Duyduğum sesle gözlerimi duvarlardaki tablolardan alıp yataktaki patronuma çevirdim. İçim bir anda sevinçle dolmuştu.
"Yardımcı Ahn beni göndermişti dosyalar için efendim. Sizi de bu halde görünce..."
"Bırakıp gidemedin. Bunu mu diyecektin?"
Hasta olmasına rağmen yine sert çıkıyordu sözleri. Kelimeler onun ağzından çıkıp benim boğazımı yakıyordu. Ürkekçe kafa salladım.
"Yapmana gerek yoktu. Beni böyle görmüş olman asla gözünde itibarım hakkında soru işaretleri oluşturmasın. Şirket dedikodularına da alet olacak bir konu asla olmasın bu durum."
Şaşkınlık içinde bakıyordum şimdi ona. Bitkin duran yüzü, söz konusu bir çalışanına bu halde yakalanmak olunca nasıl da sert bir hale bürünmüştü öyle.
O an belki de söylememem gereken bir şey çıktı dudaklarımdan.
"Efendim, sizi hiç sevmediler mi?Ufacık bir yardımdan bunu nasıl çıkarabilirsiniz?Gitsem iyi olacak."

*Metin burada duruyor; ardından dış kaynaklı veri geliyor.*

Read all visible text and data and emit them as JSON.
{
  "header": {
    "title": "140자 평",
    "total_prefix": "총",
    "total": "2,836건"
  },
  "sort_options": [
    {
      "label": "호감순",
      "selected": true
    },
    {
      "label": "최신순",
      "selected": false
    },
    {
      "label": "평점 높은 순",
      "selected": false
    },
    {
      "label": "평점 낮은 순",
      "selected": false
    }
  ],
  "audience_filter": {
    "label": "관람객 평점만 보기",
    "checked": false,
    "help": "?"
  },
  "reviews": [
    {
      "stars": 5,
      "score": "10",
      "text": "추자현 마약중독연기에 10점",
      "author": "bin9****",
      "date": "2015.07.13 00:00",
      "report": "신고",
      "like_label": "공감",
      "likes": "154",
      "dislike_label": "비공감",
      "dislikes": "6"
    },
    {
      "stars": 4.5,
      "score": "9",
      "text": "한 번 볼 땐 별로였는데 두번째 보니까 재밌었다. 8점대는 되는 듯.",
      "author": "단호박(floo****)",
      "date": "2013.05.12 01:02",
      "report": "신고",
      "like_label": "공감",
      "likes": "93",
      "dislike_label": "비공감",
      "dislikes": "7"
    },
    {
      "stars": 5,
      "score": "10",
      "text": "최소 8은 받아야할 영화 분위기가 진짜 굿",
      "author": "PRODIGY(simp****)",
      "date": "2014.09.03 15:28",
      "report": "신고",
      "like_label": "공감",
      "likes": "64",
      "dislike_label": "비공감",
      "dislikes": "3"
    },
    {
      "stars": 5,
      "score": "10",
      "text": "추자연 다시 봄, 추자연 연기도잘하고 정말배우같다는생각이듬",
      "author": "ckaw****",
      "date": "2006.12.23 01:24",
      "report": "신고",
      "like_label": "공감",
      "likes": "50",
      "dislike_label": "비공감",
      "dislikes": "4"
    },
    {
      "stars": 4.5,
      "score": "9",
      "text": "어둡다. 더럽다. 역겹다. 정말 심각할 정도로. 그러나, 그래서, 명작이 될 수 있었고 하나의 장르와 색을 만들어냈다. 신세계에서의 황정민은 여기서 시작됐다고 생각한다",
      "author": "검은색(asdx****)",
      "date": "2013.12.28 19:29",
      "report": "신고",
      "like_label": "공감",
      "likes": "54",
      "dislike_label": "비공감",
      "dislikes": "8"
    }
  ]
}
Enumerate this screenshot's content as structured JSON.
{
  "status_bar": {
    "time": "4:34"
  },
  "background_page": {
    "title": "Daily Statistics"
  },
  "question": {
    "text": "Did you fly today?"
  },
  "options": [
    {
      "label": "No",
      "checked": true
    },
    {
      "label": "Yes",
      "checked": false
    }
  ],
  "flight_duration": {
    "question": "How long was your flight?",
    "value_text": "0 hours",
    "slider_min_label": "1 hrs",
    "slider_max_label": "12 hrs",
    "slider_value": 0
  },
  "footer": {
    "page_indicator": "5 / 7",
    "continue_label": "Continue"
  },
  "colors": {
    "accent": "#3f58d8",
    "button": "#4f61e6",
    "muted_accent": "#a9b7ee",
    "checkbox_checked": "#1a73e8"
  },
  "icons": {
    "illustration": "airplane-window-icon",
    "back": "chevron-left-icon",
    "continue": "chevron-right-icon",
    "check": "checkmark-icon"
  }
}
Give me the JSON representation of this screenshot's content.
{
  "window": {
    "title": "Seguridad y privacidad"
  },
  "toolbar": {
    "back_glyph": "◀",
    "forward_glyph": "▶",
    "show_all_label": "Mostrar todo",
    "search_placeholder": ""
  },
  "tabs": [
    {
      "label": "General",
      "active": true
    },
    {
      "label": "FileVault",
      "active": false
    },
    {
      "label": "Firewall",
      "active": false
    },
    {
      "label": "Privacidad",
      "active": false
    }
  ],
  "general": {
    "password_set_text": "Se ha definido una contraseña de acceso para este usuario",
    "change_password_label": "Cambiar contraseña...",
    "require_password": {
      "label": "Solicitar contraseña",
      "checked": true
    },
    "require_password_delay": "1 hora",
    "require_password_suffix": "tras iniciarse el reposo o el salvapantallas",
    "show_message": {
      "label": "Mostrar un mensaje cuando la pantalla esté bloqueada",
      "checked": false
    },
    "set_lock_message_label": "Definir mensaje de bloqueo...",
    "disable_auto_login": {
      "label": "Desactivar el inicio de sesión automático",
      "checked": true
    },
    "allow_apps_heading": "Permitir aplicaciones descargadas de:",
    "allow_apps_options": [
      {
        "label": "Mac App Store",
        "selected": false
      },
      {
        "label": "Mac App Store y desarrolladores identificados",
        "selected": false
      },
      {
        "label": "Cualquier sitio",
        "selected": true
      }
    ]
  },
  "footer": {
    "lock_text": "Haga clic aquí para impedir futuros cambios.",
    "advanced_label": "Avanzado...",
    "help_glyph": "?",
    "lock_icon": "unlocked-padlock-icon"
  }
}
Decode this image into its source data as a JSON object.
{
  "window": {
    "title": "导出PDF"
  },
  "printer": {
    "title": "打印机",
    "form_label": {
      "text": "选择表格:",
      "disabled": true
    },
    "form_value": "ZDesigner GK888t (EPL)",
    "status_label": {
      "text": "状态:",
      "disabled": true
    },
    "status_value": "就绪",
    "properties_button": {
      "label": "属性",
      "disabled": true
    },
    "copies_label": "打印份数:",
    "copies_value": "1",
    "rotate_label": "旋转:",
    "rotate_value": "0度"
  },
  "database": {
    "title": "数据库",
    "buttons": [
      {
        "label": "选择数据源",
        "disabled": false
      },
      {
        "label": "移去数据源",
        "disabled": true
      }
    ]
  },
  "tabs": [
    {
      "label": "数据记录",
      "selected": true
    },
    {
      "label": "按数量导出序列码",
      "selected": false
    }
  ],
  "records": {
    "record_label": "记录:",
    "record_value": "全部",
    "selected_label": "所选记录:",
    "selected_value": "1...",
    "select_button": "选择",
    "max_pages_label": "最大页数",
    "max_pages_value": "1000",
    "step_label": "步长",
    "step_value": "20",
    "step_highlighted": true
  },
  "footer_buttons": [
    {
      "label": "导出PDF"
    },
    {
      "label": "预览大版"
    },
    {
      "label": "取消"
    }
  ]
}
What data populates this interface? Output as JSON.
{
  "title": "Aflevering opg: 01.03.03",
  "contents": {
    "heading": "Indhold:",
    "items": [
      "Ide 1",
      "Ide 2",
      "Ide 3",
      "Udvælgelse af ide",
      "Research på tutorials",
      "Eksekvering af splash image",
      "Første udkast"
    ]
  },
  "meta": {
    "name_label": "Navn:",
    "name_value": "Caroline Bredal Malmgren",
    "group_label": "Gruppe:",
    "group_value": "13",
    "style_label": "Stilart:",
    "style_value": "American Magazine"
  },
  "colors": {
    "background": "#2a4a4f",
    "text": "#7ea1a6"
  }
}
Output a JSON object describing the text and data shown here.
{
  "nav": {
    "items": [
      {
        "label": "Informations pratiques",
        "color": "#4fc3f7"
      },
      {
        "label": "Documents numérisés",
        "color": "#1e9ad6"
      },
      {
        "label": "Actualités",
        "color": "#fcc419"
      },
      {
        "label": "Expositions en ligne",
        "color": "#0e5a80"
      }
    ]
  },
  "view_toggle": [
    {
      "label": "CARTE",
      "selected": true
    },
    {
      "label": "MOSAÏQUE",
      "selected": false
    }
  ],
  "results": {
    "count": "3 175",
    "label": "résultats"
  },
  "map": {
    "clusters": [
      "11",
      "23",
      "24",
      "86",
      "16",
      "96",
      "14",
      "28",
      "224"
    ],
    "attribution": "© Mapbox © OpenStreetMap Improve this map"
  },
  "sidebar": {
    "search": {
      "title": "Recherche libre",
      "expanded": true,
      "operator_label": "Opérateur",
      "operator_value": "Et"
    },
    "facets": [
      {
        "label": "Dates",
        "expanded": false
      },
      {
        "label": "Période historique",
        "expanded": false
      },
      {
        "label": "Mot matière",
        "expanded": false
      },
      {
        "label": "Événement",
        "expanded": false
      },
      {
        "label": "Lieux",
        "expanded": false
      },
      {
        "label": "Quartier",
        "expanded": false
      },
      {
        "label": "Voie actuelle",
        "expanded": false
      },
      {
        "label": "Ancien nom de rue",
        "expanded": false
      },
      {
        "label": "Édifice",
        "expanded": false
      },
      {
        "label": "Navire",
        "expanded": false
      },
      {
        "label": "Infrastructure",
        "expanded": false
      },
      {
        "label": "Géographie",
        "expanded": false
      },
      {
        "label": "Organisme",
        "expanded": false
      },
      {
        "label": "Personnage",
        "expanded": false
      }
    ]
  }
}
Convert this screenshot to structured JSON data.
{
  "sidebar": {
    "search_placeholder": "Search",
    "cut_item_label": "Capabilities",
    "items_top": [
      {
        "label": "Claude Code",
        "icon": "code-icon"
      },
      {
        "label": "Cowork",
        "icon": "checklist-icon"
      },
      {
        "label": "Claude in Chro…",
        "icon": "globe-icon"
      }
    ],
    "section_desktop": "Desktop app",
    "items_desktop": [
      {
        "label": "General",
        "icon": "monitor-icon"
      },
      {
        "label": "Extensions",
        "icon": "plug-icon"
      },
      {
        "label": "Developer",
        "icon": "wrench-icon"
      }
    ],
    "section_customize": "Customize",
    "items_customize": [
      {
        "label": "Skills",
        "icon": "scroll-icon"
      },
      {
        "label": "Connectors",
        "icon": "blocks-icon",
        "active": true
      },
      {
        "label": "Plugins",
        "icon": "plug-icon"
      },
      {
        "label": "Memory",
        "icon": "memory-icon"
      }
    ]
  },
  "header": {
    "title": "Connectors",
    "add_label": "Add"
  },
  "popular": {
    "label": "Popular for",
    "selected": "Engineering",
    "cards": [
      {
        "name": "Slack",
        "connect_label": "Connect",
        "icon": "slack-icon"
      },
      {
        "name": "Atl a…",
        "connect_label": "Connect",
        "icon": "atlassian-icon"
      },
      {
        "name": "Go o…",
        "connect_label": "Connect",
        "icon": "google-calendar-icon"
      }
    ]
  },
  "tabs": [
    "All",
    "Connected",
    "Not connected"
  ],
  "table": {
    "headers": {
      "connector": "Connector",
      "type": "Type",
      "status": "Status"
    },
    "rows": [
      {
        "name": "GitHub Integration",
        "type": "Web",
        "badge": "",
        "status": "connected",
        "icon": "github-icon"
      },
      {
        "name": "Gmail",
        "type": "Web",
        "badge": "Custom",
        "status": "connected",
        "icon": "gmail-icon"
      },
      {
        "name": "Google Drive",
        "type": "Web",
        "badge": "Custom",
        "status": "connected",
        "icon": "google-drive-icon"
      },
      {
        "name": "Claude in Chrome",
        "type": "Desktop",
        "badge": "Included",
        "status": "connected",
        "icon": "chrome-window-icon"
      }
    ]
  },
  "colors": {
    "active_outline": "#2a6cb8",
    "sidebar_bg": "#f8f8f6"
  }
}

Odadan çıkarken son bir söz kulağıma çalındı.
"Belki biraz belki hiç."

***

Yazardan
Taehyung, bu sözleri şüphesiz kuyruğuna basılmış gibi hissettiği için söylemişti. Daha sonra beklemeden çıktı gitti o evden. Ona göre kibir abidesi patronu şimdi de nankörlük peşindeydi. Yönetici Kim uyansın diye iyi olsun diye saatlerdir çaba sarfetmiş, belki de en saf haliyle o adamdan takdir görmek istemişti. Aksi olduğunda ise saldırgan bir tavır sergilemişti çok da düşünmeden söylediği o sözlerle.

Ancak bir gün bir şeyleri öğrendiğinde bu genç adam; o gün ordan çıkıp gittiği, gitmeden gelişigüzel bu sözleri söylediği için kendine ömür boyu en büyük öfkeyle kızacaktı.